Gov. Mead Says Social Issue Bills Detract From Education Legislation
A bill to prohibit a person from using public restrooms not designated for their person's sex would undermine the work of school districts, take a lot of valuable time, and run counter to Wyoming values, Gov. Matt Mead said Thursday.
"Wyoming always wants to be recognized as a state that respects the rights of all people, gay and transgender, (and) respects the religious liberties and rights of people," Mead said after signing a proclamation in support of the Wyoming Rescue Mission’s work with the homeless in Casper.
House Bill 244 would make it a crime for anyone to use a public restroom or changing room that is not designated for that person’s sex. It would restrict facility use based upon “the person’s sex identified at birth by the person’s anatomy.”
But the results of that bill would run counter to the efforts of school officials who work with transgender students and their families to thwart bullying, Mead said. "We don't want our kids bullied if they are gay or transgender or for any other reasons."
Mead also disagreed with the intent of House Bill 135, the Government Non-Discrimination Act, which its sponsors withdrew Thursday afternoon. It's proponents said it would protect the religious rights of people who believe in traditional marriage.
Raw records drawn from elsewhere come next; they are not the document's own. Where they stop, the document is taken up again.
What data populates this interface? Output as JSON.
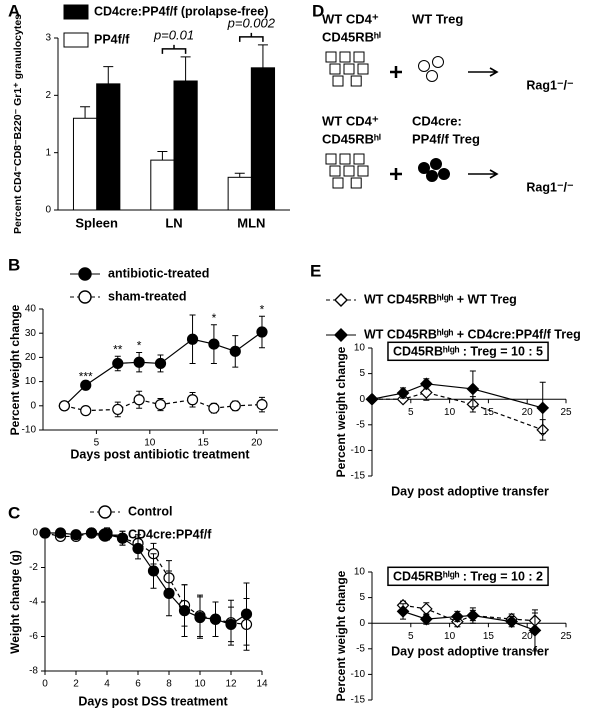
{
  "chart_data": [
    {
      "panel": "A",
      "type": "bar",
      "ylabel": "Percent CD4⁻CD8⁻B220⁻ Gr1⁺ granulocytes",
      "categories": [
        "Spleen",
        "LN",
        "MLN"
      ],
      "series": [
        {
          "name": "CD4cre:PP4f/f (prolapse-free)",
          "color": "#000000",
          "values": [
            2.2,
            2.25,
            2.48
          ],
          "errors": [
            0.3,
            0.42,
            0.4
          ]
        },
        {
          "name": "PP4f/f",
          "color": "#ffffff",
          "values": [
            1.6,
            0.87,
            0.57
          ],
          "errors": [
            0.2,
            0.15,
            0.07
          ]
        }
      ],
      "ylim": [
        0,
        3
      ],
      "yticks": [
        0,
        1,
        2,
        3
      ],
      "annotations": [
        "p=0.01",
        "p=0.002"
      ]
    },
    {
      "panel": "B",
      "type": "line",
      "xlabel": "Days post antibiotic treatment",
      "ylabel": "Percent weight change",
      "x": [
        2,
        4,
        7,
        9,
        11,
        14,
        16,
        18,
        20.5
      ],
      "series": [
        {
          "name": "antibiotic-treated",
          "color": "#000000",
          "fill": "#000000",
          "marker": "circle",
          "dashed": false,
          "values": [
            0,
            8.5,
            17.5,
            18,
            17.5,
            27.5,
            25.5,
            22.5,
            30.5
          ],
          "errors": [
            0,
            0.8,
            3,
            4,
            3.5,
            10,
            8,
            6.5,
            6.5
          ]
        },
        {
          "name": "sham-treated",
          "color": "#000000",
          "fill": "#ffffff",
          "marker": "circle",
          "dashed": true,
          "values": [
            0,
            -2,
            -1.5,
            2.5,
            0.5,
            2.5,
            -1,
            0,
            0.5
          ],
          "errors": [
            0,
            1,
            3,
            3.5,
            2.5,
            3,
            2,
            2,
            3
          ]
        }
      ],
      "xlim": [
        0,
        22
      ],
      "xticks": [
        5,
        10,
        15,
        20
      ],
      "ylim": [
        -10,
        40
      ],
      "yticks": [
        -10,
        0,
        10,
        20,
        30,
        40
      ],
      "annotations": [
        {
          "text": "***",
          "x": 4
        },
        {
          "text": "**",
          "x": 7
        },
        {
          "text": "*",
          "x": 9
        },
        {
          "text": "*",
          "x": 16
        },
        {
          "text": "*",
          "x": 20.5
        }
      ]
    },
    {
      "panel": "C",
      "type": "line",
      "xlabel": "Days post DSS treatment",
      "ylabel": "Weight change (g)",
      "x": [
        0,
        1,
        2,
        3,
        4,
        5,
        6,
        7,
        8,
        9,
        10,
        11,
        12,
        13
      ],
      "series": [
        {
          "name": "Control",
          "color": "#000000",
          "fill": "#ffffff",
          "marker": "circle",
          "dashed": true,
          "values": [
            0,
            -0.2,
            -0.2,
            0,
            0,
            -0.3,
            -0.6,
            -1.2,
            -2.6,
            -4.2,
            -4.8,
            -5.0,
            -5.2,
            -5.3
          ],
          "errors": [
            0,
            0.2,
            0.2,
            0.2,
            0.3,
            0.4,
            0.5,
            0.6,
            1,
            1.2,
            1.2,
            1,
            1.3,
            1.5
          ]
        },
        {
          "name": "CD4cre:PP4f/f",
          "color": "#000000",
          "fill": "#000000",
          "marker": "circle",
          "dashed": false,
          "values": [
            0,
            0,
            -0.1,
            0,
            -0.1,
            -0.3,
            -0.9,
            -2.2,
            -3.5,
            -4.5,
            -4.9,
            -5.0,
            -5.3,
            -4.7
          ],
          "errors": [
            0,
            0.2,
            0.2,
            0.2,
            0.3,
            0.4,
            0.6,
            1,
            1.3,
            1.5,
            1.2,
            1,
            1,
            1.8
          ]
        }
      ],
      "xlim": [
        0,
        14
      ],
      "xticks": [
        0,
        2,
        4,
        6,
        8,
        10,
        12,
        14
      ],
      "ylim": [
        -8,
        0
      ],
      "yticks": [
        -8,
        -6,
        -4,
        -2,
        0
      ]
    },
    {
      "panel": "E",
      "type": "line",
      "title": "CD45RBʰⁱᵍʰ : Treg = 10 : 5",
      "xlabel": "Day post adoptive transfer",
      "ylabel": "Percent weight change",
      "x": [
        0,
        4,
        7,
        13,
        22
      ],
      "series": [
        {
          "name": "WT CD45RBʰⁱᵍʰ + WT Treg",
          "color": "#000000",
          "fill": "#ffffff",
          "marker": "diamond",
          "dashed": true,
          "values": [
            0,
            0,
            1.3,
            -1,
            -6
          ],
          "errors": [
            0,
            0.5,
            1.5,
            1.5,
            2
          ]
        },
        {
          "name": "WT CD45RBʰⁱᵍʰ + CD4cre:PP4f/f Treg",
          "color": "#000000",
          "fill": "#000000",
          "marker": "diamond",
          "dashed": false,
          "values": [
            0,
            1.2,
            3,
            2,
            -1.7
          ],
          "errors": [
            0,
            1,
            1,
            3.5,
            5
          ]
        }
      ],
      "xlim": [
        0,
        25
      ],
      "xticks": [
        5,
        10,
        15,
        20,
        25
      ],
      "ylim": [
        -15,
        10
      ],
      "yticks": [
        -15,
        -10,
        -5,
        0,
        5,
        10
      ]
    },
    {
      "type": "line",
      "title": "CD45RBʰⁱᵍʰ : Treg = 10 : 2",
      "xlabel": "Day post adoptive transfer",
      "ylabel": "Percent weight change",
      "x": [
        4,
        7,
        11,
        13,
        18,
        21
      ],
      "series": [
        {
          "color": "#000000",
          "fill": "#ffffff",
          "marker": "diamond",
          "dashed": true,
          "values": [
            3.5,
            2.8,
            0.3,
            1.5,
            0.8,
            0.5
          ],
          "errors": [
            0.8,
            1.2,
            1,
            1,
            1,
            1.5
          ]
        },
        {
          "color": "#000000",
          "fill": "#000000",
          "marker": "diamond",
          "dashed": false,
          "values": [
            2.3,
            0.8,
            1.3,
            1.5,
            0.3,
            -1.4
          ],
          "errors": [
            1.5,
            1,
            1,
            1.5,
            1,
            4
          ]
        }
      ],
      "xlim": [
        0,
        25
      ],
      "xticks": [
        5,
        10,
        15,
        20,
        25
      ],
      "ylim": [
        -15,
        10
      ],
      "yticks": [
        -15,
        -10,
        -5,
        0,
        5,
        10
      ]
    }
  ],
  "diagram": {
    "panel": "D",
    "rows": [
      {
        "donor": [
          "WT CD4⁺",
          "CD45RBʰⁱ"
        ],
        "treg": [
          "WT Treg"
        ],
        "host": "Rag1⁻/⁻"
      },
      {
        "donor": [
          "WT CD4⁺",
          "CD45RBʰⁱ"
        ],
        "treg": [
          "CD4cre:",
          "PP4f/f Treg"
        ],
        "host": "Rag1⁻/⁻"
      }
    ]
  }
}
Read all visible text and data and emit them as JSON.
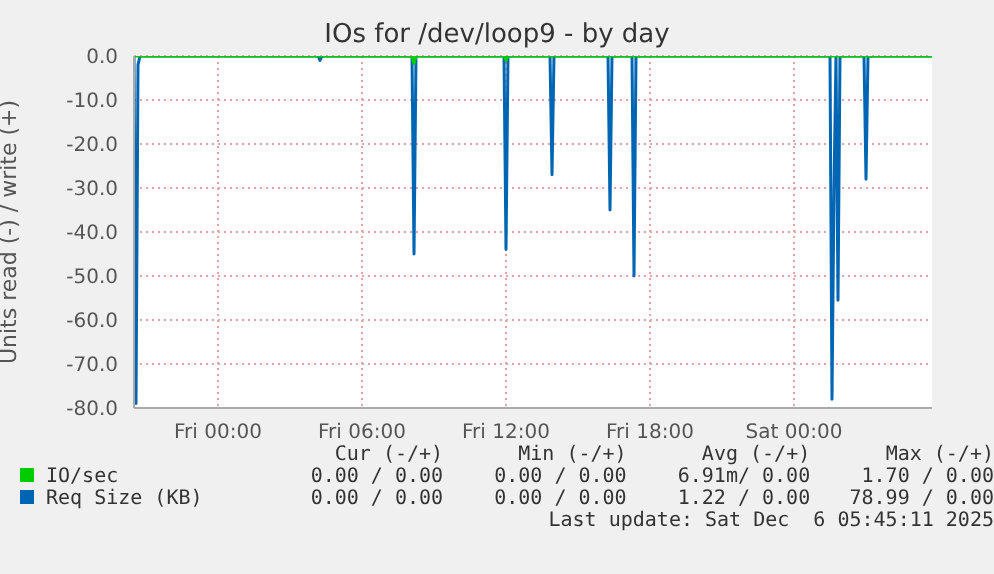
{
  "chart_data": {
    "type": "line",
    "title": "IOs for /dev/loop9 - by day",
    "ylabel": "Units read (-) / write (+)",
    "xlim": [
      "2025-12-04T20:30",
      "2025-12-06T05:45"
    ],
    "xticks": [
      {
        "value": "2025-12-05T00:00",
        "label": "Fri 00:00"
      },
      {
        "value": "2025-12-05T06:00",
        "label": "Fri 06:00"
      },
      {
        "value": "2025-12-05T12:00",
        "label": "Fri 12:00"
      },
      {
        "value": "2025-12-05T18:00",
        "label": "Fri 18:00"
      },
      {
        "value": "2025-12-06T00:00",
        "label": "Sat 00:00"
      }
    ],
    "ylim": [
      -80,
      0
    ],
    "yticks": [
      {
        "value": -80,
        "label": "-80.0"
      },
      {
        "value": -70,
        "label": "-70.0"
      },
      {
        "value": -60,
        "label": "-60.0"
      },
      {
        "value": -50,
        "label": "-50.0"
      },
      {
        "value": -40,
        "label": "-40.0"
      },
      {
        "value": -30,
        "label": "-30.0"
      },
      {
        "value": -20,
        "label": "-20.0"
      },
      {
        "value": -10,
        "label": "-10.0"
      },
      {
        "value": 0,
        "label": "0.0"
      }
    ],
    "grid": true,
    "legend": "bottom left",
    "marker": "none",
    "line_style": "solid",
    "series": [
      {
        "name": "IO/sec",
        "color": "#00cc00",
        "x": [
          "2025-12-04T20:30",
          "2025-12-05T08:05",
          "2025-12-05T08:10",
          "2025-12-05T08:15",
          "2025-12-05T11:55",
          "2025-12-05T12:00",
          "2025-12-05T12:05",
          "2025-12-06T05:45"
        ],
        "values": [
          0,
          0,
          -1.7,
          0,
          0,
          -1,
          0,
          0
        ]
      },
      {
        "name": "Req Size (KB)",
        "color": "#0066b3",
        "x": [
          "2025-12-04T20:30",
          "2025-12-04T20:35",
          "2025-12-04T20:40",
          "2025-12-04T20:45",
          "2025-12-05T04:10",
          "2025-12-05T04:15",
          "2025-12-05T04:20",
          "2025-12-05T08:05",
          "2025-12-05T08:10",
          "2025-12-05T08:15",
          "2025-12-05T11:55",
          "2025-12-05T12:00",
          "2025-12-05T12:05",
          "2025-12-05T13:50",
          "2025-12-05T13:55",
          "2025-12-05T14:00",
          "2025-12-05T16:15",
          "2025-12-05T16:20",
          "2025-12-05T16:25",
          "2025-12-05T17:15",
          "2025-12-05T17:20",
          "2025-12-05T17:25",
          "2025-12-06T01:30",
          "2025-12-06T01:35",
          "2025-12-06T01:40",
          "2025-12-06T01:45",
          "2025-12-06T01:50",
          "2025-12-06T01:55",
          "2025-12-06T02:55",
          "2025-12-06T03:00",
          "2025-12-06T03:05",
          "2025-12-06T05:45"
        ],
        "values": [
          0,
          -79,
          -2,
          0,
          0,
          -1,
          0,
          0,
          -45,
          0,
          0,
          -44,
          0,
          0,
          -27,
          0,
          0,
          -35,
          0,
          0,
          -50,
          0,
          0,
          -78,
          -30,
          0,
          -55.5,
          0,
          0,
          -28,
          0,
          0
        ]
      }
    ],
    "annotations": [
      "Cur (-/+)",
      "Min (-/+)",
      "Avg (-/+)",
      "Max (-/+)",
      "0.00 / 0.00",
      "0.00 / 0.00",
      "6.91m/ 0.00",
      "1.70 / 0.00",
      "0.00 / 0.00",
      "0.00 / 0.00",
      "1.22 / 0.00",
      "78.99 / 0.00",
      "Last update: Sat Dec  6 05:45:11 2025"
    ]
  }
}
It's critics called it one of the most anti-LGBT pieces of legislation in the country.
Social issue bills such as these, Mead said, detract from what the Legislature's main job should be this session,
"We should focus on education, we should focus on 'are we taking care of our seniors' or 'what are we doing on roads,'" he said.
"These issues that we're talking about, they tend to take a tremendous amount of time, cause a lot of angst, and as you've seen them come up before they generally don't reach the end anyway," Mead said. "If you're spending five days on that, that's five days we're spending trying to figure out how to make sure we have a great education system in our state."